He gave me so much attention. So much ‘love’. I couldn’t get enough.
He wanted to see me every day. College became difficult though; I had to stop hanging around with guy friends to be ‘a loyal girlfriend’.
Before I knew it, I had no friends. He rang me for the tenth time that day – just a few minutes after the last call.
“I’m not with anyone.”
“You better not be lying.”
I moved in with him. College became unbearable; I quit. He kept reminding me that it was my choice, my fault, my failure.
When I went to work I always had to be in contact with him. I wasn’t allowed to buy food as he said it would be selfish – me eating when he was not. He accused me of cheating and lying.
He tormented me so much I gave myself a concussion from trying to knock myself out.
He’d follow me around, shouting. He kicked me, threw me across rooms, pushed me. Those punches – ‘play fighting’, he said – left bruises.
Soon, apart from work, I wasn’t allowed to go out. He’d humiliate me, calling me names. I’d be in the shower and he’d turn it off. He would rip my towel and clothes off me. He’d follow me to work. He smashed mirrors, the oven, my phone. He punched holes in walls and locked me in the house. If I tried to leave, he’d rip my shoes off.
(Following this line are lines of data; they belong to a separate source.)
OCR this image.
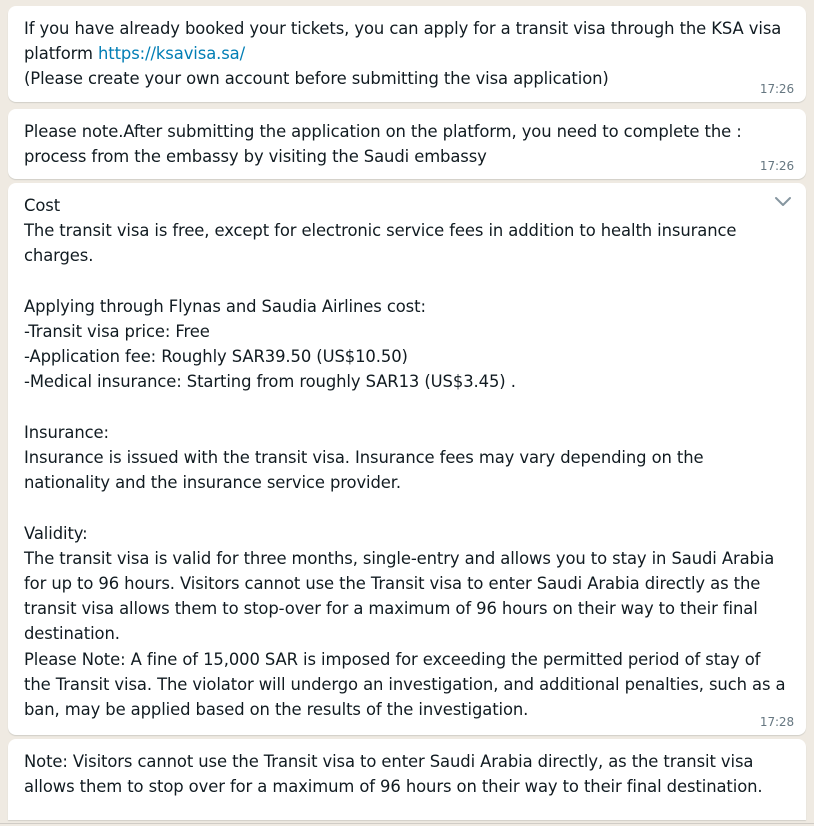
If you have already booked your tickets, you can apply for a transit visa through the KSA visa platform https://ksavisa.sa/
(Please create your own account before submitting the visa application)
17:26
Please note.After submitting the application on the platform, you need to complete the :
process from the embassy by visiting the Saudi embassy	17:26
Cost
The transit visa is free, except for electronic service fees in addition to health insurance
charges.

Applying through Flynas and Saudia Airlines cost:
-Transit visa price: Free
-Application fee: Roughly SAR39.50 (US$10.50)
-Medical insurance: Starting from roughly SAR13 (US$3.45) .

Insurance:
Insurance is issued with the transit visa. Insurance fees may vary depending on the
nationality and the insurance service provider.

Validity:
The transit visa is valid for three months, single-entry and allows you to stay in Saudi Arabia
for up to 96 hours. Visitors cannot use the Transit visa to enter Saudi Arabia directly as the
transit visa allows them to stop-over for a maximum of 96 hours on their way to their final
destination.
Please Note: A fine of 15,000 SAR is imposed for exceeding the permitted period of stay of
the Transit visa. The violator will undergo an investigation, and additional penalties, such as a
ban, may be applied based on the results of the investigation.
17:28
Note: Visitors cannot use the Transit visa to enter Saudi Arabia directly, as the transit visa
allows them to stop over for a maximum of 96 hours on their way to their final destination.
I lost contact with friends and family. The suicide threats from him were abundant, alongside the very real threat of killing me. I got so low that I found it near impossible to speak. I never knew I’d been sexually assaulted until after I left and the police told me. My mind was so manipulated that I thought I deserved it.
This is my message: if you know someone in an abusive relationship, support them. Help them try to see what’s going on, but never try to push them into anything.
If you’re in an abusive relationship, I know it’s very difficult to spot the signs early on – but now you know some of them, act on that instinct and get out. The easiest way to see if your relationship is poisonous is to ask yourself, “How do they make me feel about myself?”
And please, tell someone. This is about finding our voices again, after having had them taken away for so long.